We need the Highlands Highway to remain open, and we need the port to remain open. If those two things exist, then we are fine, because our processing factory exists in Chimbu. There are no phones, power is self-generated. We have generators and gas, and we actually burn the parchment as a fuel to create energy. I do feel very sorry for the country, sadly, and I think it probably does need to go further down to build itself up, with its own strength.

By the way, coffee is really easy to roast at home, provided that you keep the temperature quite low and the beans moving. If you do it at home, use a wok or a frying pan, I'm sure you will have a reasonable amount of success. Just don't over-roast it.

Q. Do you take the whole production from those small growers?
A. Those people still supply Goroka and Hagen. Goroka and Hagen have started to go and replicate what Jerry is doing, but that is because they now realise that without the inclusion of the Chimbu coffee in their coffee, their general quality has dropped off. They have started to realise the cordial quality of the Chimbu coffee and how it impacts, elevates the overall quality. Now that we have the processing plant up and running in Chimbu they then start to try to buy back and blend into their New Guineas.

Jerry now also works on a satellite phone system; he pays a horrendous bill to Telstra in Australia to communicate with the world.

Incidentally, we were talking about coffee prices. Coffee prices are so low now that some South American countries are using their low grade coffee for fuel.

That hand-picking stuff is really quite a big issue for a lot of coffee producers now. The biggest problem they are finding with mechanical picking is differentiating in the ripeness, which has a big impact on how it cups in the end. One of the biggest factors is getting a consistent amount of ripeness in the cherries for the end result.

Ten years ago I would have said all the middle management, senior management, on the big estates were expatriates. Now, they are very few and far between. The plantations are mostly managed now by New Guineans. However, all of the exporting companies are essentially owned over seas. Swiss, German, Italian companies, and they staff them with white people in Goroka.

PNG is ideally suited for coffee. It has a great overstory, it rains all the time. Labor costs are not factored in on the PSC side, and labor is very cheap on the plantation side. They don't consider their time as valuable because they wouldn't be doing anything if they weren't doing that.

Coffee gets wet-processed first, then sun dried, then dried to 14% moisture in big air tumblers. Then it goes through a series of sortings where they get rid of all the stones, because they can chuck in a lot of stones into the bags to increase the weight. The beans are graded by size, because you assume they all have the same moisture content.
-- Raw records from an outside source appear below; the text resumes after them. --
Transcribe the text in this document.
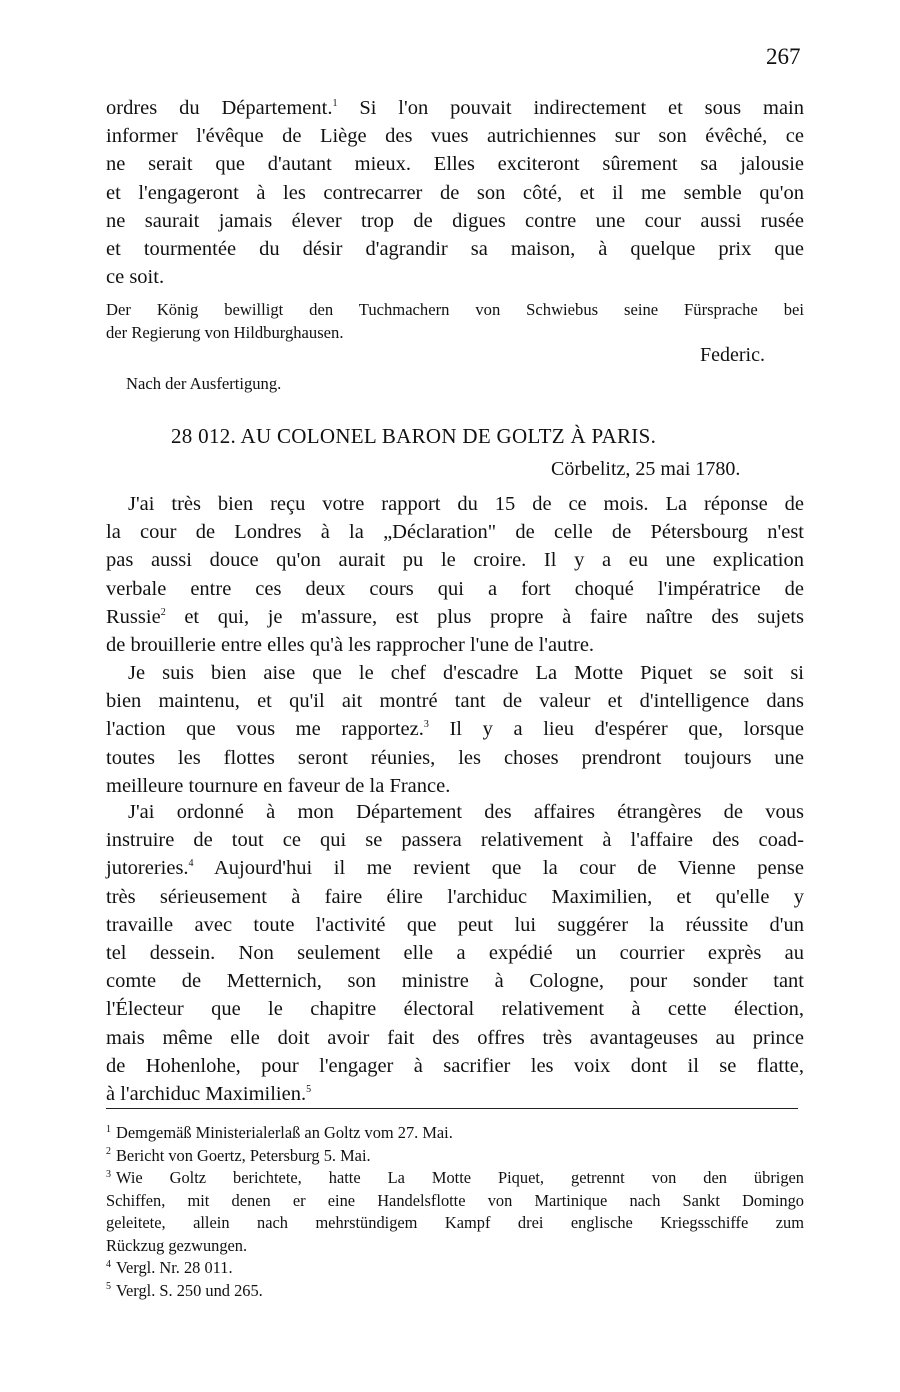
267
ordres du Département.$^1$ Si l'on pouvait indirectement et sous main
informer l'évêque de Liège des vues autrichiennes sur son évêché, ce
ne serait que d'autant mieux. Elles exciteront sûrement sa jalousie
et l'engageront à les contrecarrer de son côté, et il me semble qu'on
ne saurait jamais élever trop de digues contre une cour aussi rusée
et tourmentée du désir d'agrandir sa maison, à quelque prix que
ce soit.
Der König bewilligt den Tuchmachern von Schwiebus seine Fürsprache bei
der Regierung von Hildburghausen.
Federic.
Nach der Ausfertigung.
28 012. AU COLONEL BARON DE GOLTZ À PARIS.
Cörbelitz, 25 mai 1780.
J'ai très bien reçu votre rapport du 15 de ce mois. La réponse de
la cour de Londres à la „Déclaration" de celle de Pétersbourg n'est
pas aussi douce qu'on aurait pu le croire. Il y a eu une explication
verbale entre ces deux cours qui a fort choqué l'impératrice de
Russie$^2$ et qui, je m'assure, est plus propre à faire naître des sujets
de brouillerie entre elles qu'à les rapprocher l'une de l'autre.
Je suis bien aise que le chef d'escadre La Motte Piquet se soit si
bien maintenu, et qu'il ait montré tant de valeur et d'intelligence dans
l'action que vous me rapportez.$^3$ Il y a lieu d'espérer que, lorsque
toutes les flottes seront réunies, les choses prendront toujours une
meilleure tournure en faveur de la France.
J'ai ordonné à mon Département des affaires étrangères de vous
instruire de tout ce qui se passera relativement à l'affaire des coad-
jutoreries.$^4$ Aujourd'hui il me revient que la cour de Vienne pense
très sérieusement à faire élire l'archiduc Maximilien, et qu'elle y
travaille avec toute l'activité que peut lui suggérer la réussite d'un
tel dessein. Non seulement elle a expédié un courrier exprès au
comte de Metternich, son ministre à Cologne, pour sonder tant
l'Électeur que le chapitre électoral relativement à cette élection,
mais même elle doit avoir fait des offres très avantageuses au prince
de Hohenlohe, pour l'engager à sacrifier les voix dont il se flatte,
à l'archiduc Maximilien.$^5$
$^1$ Demgemäß Ministerialerlaß an Goltz vom 27. Mai.
$^2$ Bericht von Goertz, Petersburg 5. Mai.
$^3$ Wie Goltz berichtete, hatte La Motte Piquet, getrennt von den übrigen
Schiffen, mit denen er eine Handelsflotte von Martinique nach Sankt Domingo
geleitete, allein nach mehrstündigem Kampf drei englische Kriegsschiffe zum
Rückzug gezwungen.
$^4$ Vergl. Nr. 28 011.
$^5$ Vergl. S. 250 und 265.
All the bad beans, the blacks, are mostly removed in the wet processing because they float. Parchment is removed in a kind of abrasion system. You are left with a silver skin and that is polished off.

If I am roasting coffee and it is really moist it starts to explode. The water blows it out and makes little volcanoes. If you don't have enough oil content, which has nothing to do with the processing, it is all to do with the coffee bean, where it grown, is how much creme it creates.
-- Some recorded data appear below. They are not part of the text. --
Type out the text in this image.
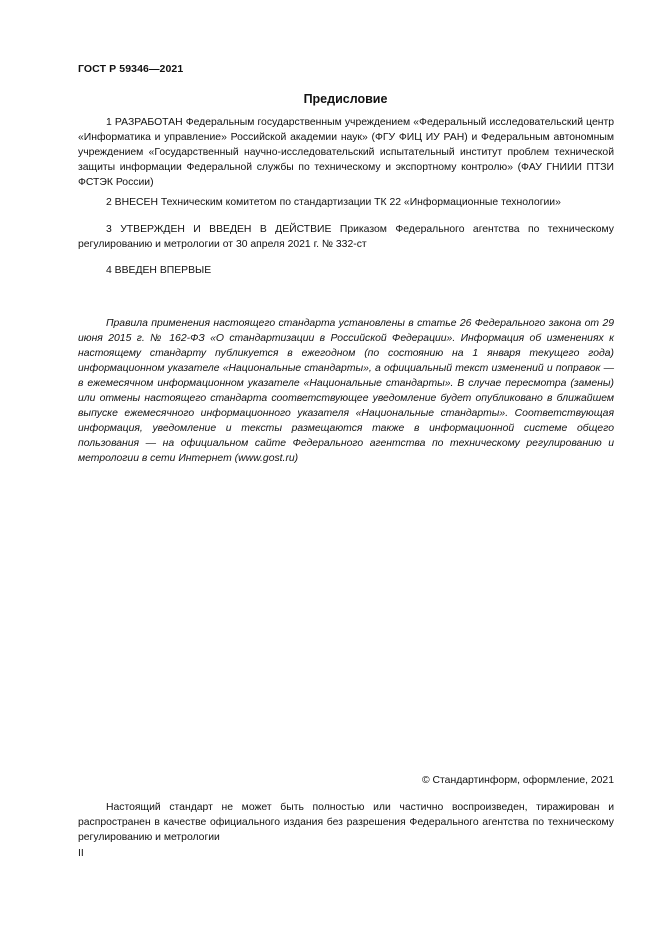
ГОСТ Р 59346—2021
Предисловие

1 РАЗРАБОТАН Федеральным государственным учреждением «Федеральный исследовательский центр «Информатика и управление» Российской академии наук» (ФГУ ФИЦ ИУ РАН) и Федеральным автономным учреждением «Государственный научно-исследовательский испытательный институт проблем технической защиты информации Федеральной службы по техническому и экспортному контролю» (ФАУ ГНИИИ ПТЗИ ФСТЭК России)

2 ВНЕСЕН Техническим комитетом по стандартизации ТК 22 «Информационные технологии»

3 УТВЕРЖДЕН И ВВЕДЕН В ДЕЙСТВИЕ Приказом Федерального агентства по техническому регулированию и метрологии от 30 апреля 2021 г. № 332-ст

4 ВВЕДЕН ВПЕРВЫЕ

Правила применения настоящего стандарта установлены в статье 26 Федерального закона от 29 июня 2015 г. № 162-ФЗ «О стандартизации в Российской Федерации». Информация об изменениях к настоящему стандарту публикуется в ежегодном (по состоянию на 1 января текущего года) информационном указателе «Национальные стандарты», а официальный текст изменений и поправок — в ежемесячном информационном указателе «Национальные стандарты». В случае пересмотра (замены) или отмены настоящего стандарта соответствующее уведомление будет опубликовано в ближайшем выпуске ежемесячного информационного указателя «Национальные стандарты». Соответствующая информация, уведомление и тексты размещаются также в информационной системе общего пользования — на официальном сайте Федерального агентства по техническому регулированию и метрологии в сети Интернет (www.gost.ru)

© Стандартинформ, оформление, 2021

Настоящий стандарт не может быть полностью или частично воспроизведен, тиражирован и распространен в качестве официального издания без разрешения Федерального агентства по техническому регулированию и метрологии

II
Cupping is when you coarse-grind coffee and float it into hot water, just off-boiling water. You taste it, much like a wine tasting. Just like wine, the coffee reflects the ground it is grown in, so it is purely a question of the region. The plantation soil is nowhere near as rich as the scattering of bushes high on a mountain side. The coffee beans I do reflect a far better growing environment.

I sell on the internet as well as in Australia. We have had a lot of interest from buyers from boutique roasters in America and Japan. It is a specialty coffee. There is not nearly enough volume to supply on a world scale. We can only do 150 A grade tonnes of my stuff. Remember that Jerry alone ships out 3.5 million kilos.